I cried every night. I couldn’t sleep for weeks. In doing so, I danced to the tune of happy songs and used cellphone the whole night until 5 am. There were times I couldn’t shower or move in general because I had no energy to do so. I quit eating, so I got a massive weight loss. My self-esteem broke down. I developed an inferiority complex.
Dumb. Ugly. Undeserving to live. Die.
The thoughts were born to emphasize how horrible I were. They became voices. Loud and dominating, probably from the throats of men in different ages. I didn’t want to be alone nor to be with other people. I couldn’t stop thinking. They told me to burn the school because. I couldn’t take it anymore. And so I resort to suicide, a lot of times. I was 11 when I tied my neck with a jacket to suffocate myself.
Due to the help of my friends, they encouraged me to open up, and so I did. The weight went lighter but it’s not enough. I still continued my bad habits. Everything is a cycle that can never be stopped. With the only strength I had, I managed to discuss it with my parents three years later.
They thought I’m possessed (knowing how powerful the religious upbringing in my family) or maybe my cellphone addiction caused me to be like this.
REPEATING THE CYCLE
As time goes by, my parents slowly connect again. They willfully changed bit by bit and united to bring me to a psychiatrist. Little did I know that I was only resting in the eye of the storm. A bigger relapse will soon come. It happened.
This time, I attempted to kill my parents and cats to feed my bloodlust. The cycle repeated, even with the meds. The dosages went higher and higher. It made everything worse.
The meds increased my appetite so it made me fat. People pointed that out which made me hate myself more. I couldn’t be sharp as I was before. It slowed down my memory skills. My grades fell. Everyone’s ok with it because they understood why but for me, it costed the consequences of high expectation. I thought I’m useless, that the only thing I was proud of was taken away from me. My grades fell.
These pushed me to cut my arms and punched the wall. I forced my cats to scratch me so the harm wouldn’t be my fault “directly”. However, I figured out that the meds were the only way I can feel human. A normal one. So, I faced the choice to end the cycle. I didn’t want to hurt more people anymore. Without me, my loved ones will live free from the burden I caused.

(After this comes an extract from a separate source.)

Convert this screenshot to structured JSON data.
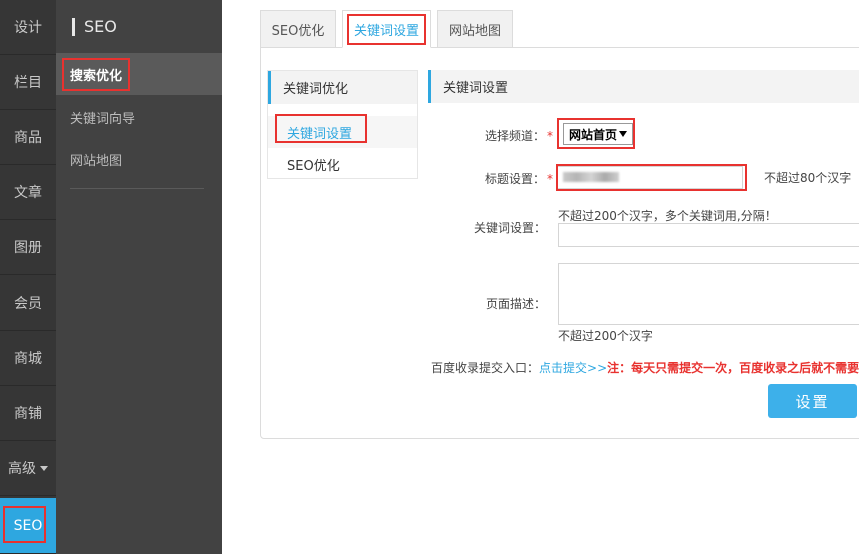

I overdosed in my school bus using the antidepressants and antipsychotics I chose not to drink beforehand.
My adviser brought me to the hospital and it costed a lot. I thought “some” people would help me, but they didn’t. Instead, they shamed me, telling that everything I done was for attention. It shattered me. I didn’t know how to fix myself. Maybe because I feared responsibility. Maybe this was the payment of all my sins.
This event strengthened my family even more to hold together. My real friends came to comfort me like they always do. After my release from the hospital, my parents sent me to a psychologist. The money we used to consult to her came from the donations of my classmates’ parents. The realizations finally took the best of me. A spark was born. A start for a new perspective lightened my way out in this dark hole.

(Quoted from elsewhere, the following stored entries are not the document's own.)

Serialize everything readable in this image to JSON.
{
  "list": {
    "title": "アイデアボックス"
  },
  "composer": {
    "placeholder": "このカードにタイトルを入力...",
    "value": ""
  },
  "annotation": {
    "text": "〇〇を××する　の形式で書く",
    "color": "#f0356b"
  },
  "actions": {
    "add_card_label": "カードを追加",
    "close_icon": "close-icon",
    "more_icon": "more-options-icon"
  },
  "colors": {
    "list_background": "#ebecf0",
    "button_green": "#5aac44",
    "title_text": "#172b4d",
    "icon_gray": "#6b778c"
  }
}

I begun looking for new motivations and healthy habits. I keep socializing out of my comfort zone. I gradually chose to let go of academic pressure to enjoy this meaningless life. It’s time to recreate my meaning. I’m 6 months free from suicidal attempts and self-harming. Three months later, my psychiatrist will pull out my meds. Thanks to all who supported me, I managed to have control over my illness.
Now, I want to help people who are struggling with their mental battles. For those who are battling with these issues and know these kinds of people, please reach out to one another and seek professional help.
There is no cure for mental illness, but it’s treatable. You can still live a normal life. You are not defined by your illness. Hope is existent. Find yours.